To demonstrate my argument, I will first introduce Anna Alexandrova’s (2017) examination of measures of well-being and her improved proposal to enlighten the issues of validation of measures; then, I will show that even if Alexandrova doesn’t maintain the validation of interview directly, we would need to face with it inevitably if we try to put her proposal into practice. Additionally, I will illustrate what specific difficulties we might encounter based upon my experience of conducting an open-end interview with 40 patients about how they understand a measure of well-being, Spiritual Index of Well-Being.
This paper is divided into three parts: To begin with, I will summarize Alexandrova’s examination of measures of well-being and her improved proposal to introduce the issue of construct validation; then, instead of discussing how to put her improved proposal into practice as a whole, I will only focus on the process of collecting data and showing that adding a procedure of interview would be the best way to practice her proposal. Finally, I will point out that there are at least three difficulties that interviewers might encounter. Without handling those difficulties properly, the research would collect data they want but in a way that violates the spirit that Alexandrova’s proposal aims to preserve, the spirit of accommodating the perspective of the subjects.

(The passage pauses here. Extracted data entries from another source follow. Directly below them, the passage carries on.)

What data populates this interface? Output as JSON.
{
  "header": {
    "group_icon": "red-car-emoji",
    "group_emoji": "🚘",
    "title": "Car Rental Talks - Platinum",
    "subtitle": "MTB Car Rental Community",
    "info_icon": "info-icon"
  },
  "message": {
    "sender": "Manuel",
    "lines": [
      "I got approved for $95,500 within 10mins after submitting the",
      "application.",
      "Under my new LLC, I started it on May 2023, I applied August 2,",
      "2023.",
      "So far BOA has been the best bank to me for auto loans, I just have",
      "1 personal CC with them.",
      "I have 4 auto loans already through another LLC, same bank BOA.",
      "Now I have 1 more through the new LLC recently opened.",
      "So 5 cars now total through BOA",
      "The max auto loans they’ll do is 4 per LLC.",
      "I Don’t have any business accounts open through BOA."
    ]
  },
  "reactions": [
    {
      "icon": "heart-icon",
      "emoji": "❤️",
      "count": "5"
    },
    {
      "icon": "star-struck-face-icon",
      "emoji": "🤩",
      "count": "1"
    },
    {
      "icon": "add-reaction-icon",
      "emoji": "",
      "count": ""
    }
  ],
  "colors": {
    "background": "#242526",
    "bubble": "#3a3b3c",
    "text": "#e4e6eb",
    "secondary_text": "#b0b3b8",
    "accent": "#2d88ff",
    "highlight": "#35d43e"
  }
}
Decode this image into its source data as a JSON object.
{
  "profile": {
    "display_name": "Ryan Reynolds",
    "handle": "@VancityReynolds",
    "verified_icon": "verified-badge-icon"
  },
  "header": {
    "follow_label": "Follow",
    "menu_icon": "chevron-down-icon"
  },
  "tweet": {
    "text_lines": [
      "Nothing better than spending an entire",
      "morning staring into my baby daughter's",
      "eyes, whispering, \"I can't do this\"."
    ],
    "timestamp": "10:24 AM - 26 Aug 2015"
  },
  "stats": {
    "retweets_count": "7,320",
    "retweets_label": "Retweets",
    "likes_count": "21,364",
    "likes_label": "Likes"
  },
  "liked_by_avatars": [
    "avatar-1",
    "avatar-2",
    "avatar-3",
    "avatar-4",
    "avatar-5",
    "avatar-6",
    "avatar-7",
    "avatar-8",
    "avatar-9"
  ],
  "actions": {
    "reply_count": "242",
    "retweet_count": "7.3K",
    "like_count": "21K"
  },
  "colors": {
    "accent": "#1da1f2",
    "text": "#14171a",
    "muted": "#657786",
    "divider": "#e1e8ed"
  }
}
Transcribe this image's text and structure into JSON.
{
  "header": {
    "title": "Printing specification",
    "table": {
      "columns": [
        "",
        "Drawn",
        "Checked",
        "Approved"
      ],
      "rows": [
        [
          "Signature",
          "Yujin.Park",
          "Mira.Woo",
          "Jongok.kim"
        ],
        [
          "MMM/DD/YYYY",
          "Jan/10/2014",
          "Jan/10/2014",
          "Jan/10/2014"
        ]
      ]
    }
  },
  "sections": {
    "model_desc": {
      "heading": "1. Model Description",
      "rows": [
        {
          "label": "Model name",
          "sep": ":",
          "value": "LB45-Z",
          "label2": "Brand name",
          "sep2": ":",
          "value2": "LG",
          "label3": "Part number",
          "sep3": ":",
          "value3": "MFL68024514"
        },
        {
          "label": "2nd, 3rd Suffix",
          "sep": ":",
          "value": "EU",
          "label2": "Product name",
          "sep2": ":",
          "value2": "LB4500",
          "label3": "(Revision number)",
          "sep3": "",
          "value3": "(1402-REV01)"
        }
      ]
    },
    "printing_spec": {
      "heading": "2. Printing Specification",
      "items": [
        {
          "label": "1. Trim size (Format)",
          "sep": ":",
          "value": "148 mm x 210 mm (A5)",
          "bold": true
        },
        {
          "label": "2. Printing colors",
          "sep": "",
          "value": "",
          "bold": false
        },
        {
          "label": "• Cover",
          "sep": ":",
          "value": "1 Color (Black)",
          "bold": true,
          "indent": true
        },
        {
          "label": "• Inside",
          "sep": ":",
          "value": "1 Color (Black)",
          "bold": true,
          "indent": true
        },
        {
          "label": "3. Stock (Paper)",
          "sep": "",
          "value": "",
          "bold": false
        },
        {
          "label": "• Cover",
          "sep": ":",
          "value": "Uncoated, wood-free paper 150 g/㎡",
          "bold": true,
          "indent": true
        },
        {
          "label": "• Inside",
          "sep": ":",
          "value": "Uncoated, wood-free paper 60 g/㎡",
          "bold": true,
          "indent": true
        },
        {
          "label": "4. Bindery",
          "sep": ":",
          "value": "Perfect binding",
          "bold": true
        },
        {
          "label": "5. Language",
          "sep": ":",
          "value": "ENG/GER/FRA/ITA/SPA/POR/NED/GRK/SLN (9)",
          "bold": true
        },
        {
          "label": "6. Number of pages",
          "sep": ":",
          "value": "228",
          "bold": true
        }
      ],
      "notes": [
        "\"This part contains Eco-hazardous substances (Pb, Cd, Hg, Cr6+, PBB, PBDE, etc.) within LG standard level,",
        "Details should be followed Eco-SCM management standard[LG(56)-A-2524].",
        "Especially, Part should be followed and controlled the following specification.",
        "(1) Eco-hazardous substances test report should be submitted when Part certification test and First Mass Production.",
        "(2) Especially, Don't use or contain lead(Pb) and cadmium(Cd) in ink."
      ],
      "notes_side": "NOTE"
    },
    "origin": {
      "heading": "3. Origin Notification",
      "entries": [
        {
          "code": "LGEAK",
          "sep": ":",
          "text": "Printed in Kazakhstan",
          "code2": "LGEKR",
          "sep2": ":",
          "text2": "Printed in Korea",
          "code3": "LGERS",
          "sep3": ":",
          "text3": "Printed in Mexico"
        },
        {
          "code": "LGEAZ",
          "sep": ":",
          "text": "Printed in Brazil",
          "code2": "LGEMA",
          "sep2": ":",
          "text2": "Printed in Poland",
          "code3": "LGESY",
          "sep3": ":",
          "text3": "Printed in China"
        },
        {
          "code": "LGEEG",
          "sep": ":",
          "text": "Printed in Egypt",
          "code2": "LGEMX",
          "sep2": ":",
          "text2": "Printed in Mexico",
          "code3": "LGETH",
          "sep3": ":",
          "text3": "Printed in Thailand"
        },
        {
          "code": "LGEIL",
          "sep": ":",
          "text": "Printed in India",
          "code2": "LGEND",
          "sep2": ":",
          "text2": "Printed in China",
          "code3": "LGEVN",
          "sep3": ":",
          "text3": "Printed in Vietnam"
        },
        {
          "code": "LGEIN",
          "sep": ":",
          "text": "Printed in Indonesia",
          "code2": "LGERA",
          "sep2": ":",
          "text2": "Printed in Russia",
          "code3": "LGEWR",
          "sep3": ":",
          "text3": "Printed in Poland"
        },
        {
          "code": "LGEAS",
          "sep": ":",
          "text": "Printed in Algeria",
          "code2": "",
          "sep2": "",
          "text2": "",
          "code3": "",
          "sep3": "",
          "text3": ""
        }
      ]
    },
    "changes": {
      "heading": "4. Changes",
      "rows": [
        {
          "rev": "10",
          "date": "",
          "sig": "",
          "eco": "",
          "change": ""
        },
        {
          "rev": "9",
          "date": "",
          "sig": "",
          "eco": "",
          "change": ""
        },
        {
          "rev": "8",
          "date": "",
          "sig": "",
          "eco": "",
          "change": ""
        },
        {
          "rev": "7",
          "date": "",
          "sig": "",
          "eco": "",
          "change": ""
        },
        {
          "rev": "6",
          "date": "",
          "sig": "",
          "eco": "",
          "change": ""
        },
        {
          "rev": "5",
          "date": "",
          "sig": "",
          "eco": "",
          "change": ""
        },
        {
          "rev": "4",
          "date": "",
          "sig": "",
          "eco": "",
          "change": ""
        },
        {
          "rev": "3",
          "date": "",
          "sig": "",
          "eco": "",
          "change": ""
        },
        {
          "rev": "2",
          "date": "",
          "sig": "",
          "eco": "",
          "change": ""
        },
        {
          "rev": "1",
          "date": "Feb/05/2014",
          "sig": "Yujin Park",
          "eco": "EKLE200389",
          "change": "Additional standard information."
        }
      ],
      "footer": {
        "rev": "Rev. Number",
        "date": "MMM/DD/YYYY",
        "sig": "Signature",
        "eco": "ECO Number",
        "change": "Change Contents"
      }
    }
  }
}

The three difficulties are: First, the constantly changing cognitive status of participants, which is hard to identify their understanding exactly; second, the complexity of maintaining trustworthiness. Interviewers would need to actively maintain the trustworthiness with participants and be cautious not to participate in answering questions; third, the lack of restriction of how to use. Without proper guidance, it will make interviewers act with discretion easily when it comes to mass application: from collecting data to manipulating it for efficiency.I will conclude that when the target of interview-based research is relevant to the issues of validation, it would be better off to indicate more details about how researchers maintain trustworthiness both successfully and unsuccessfully. By so doing, we would not only get a better understanding of the complexity of interviews but help us to rethink the concept of validation in practice.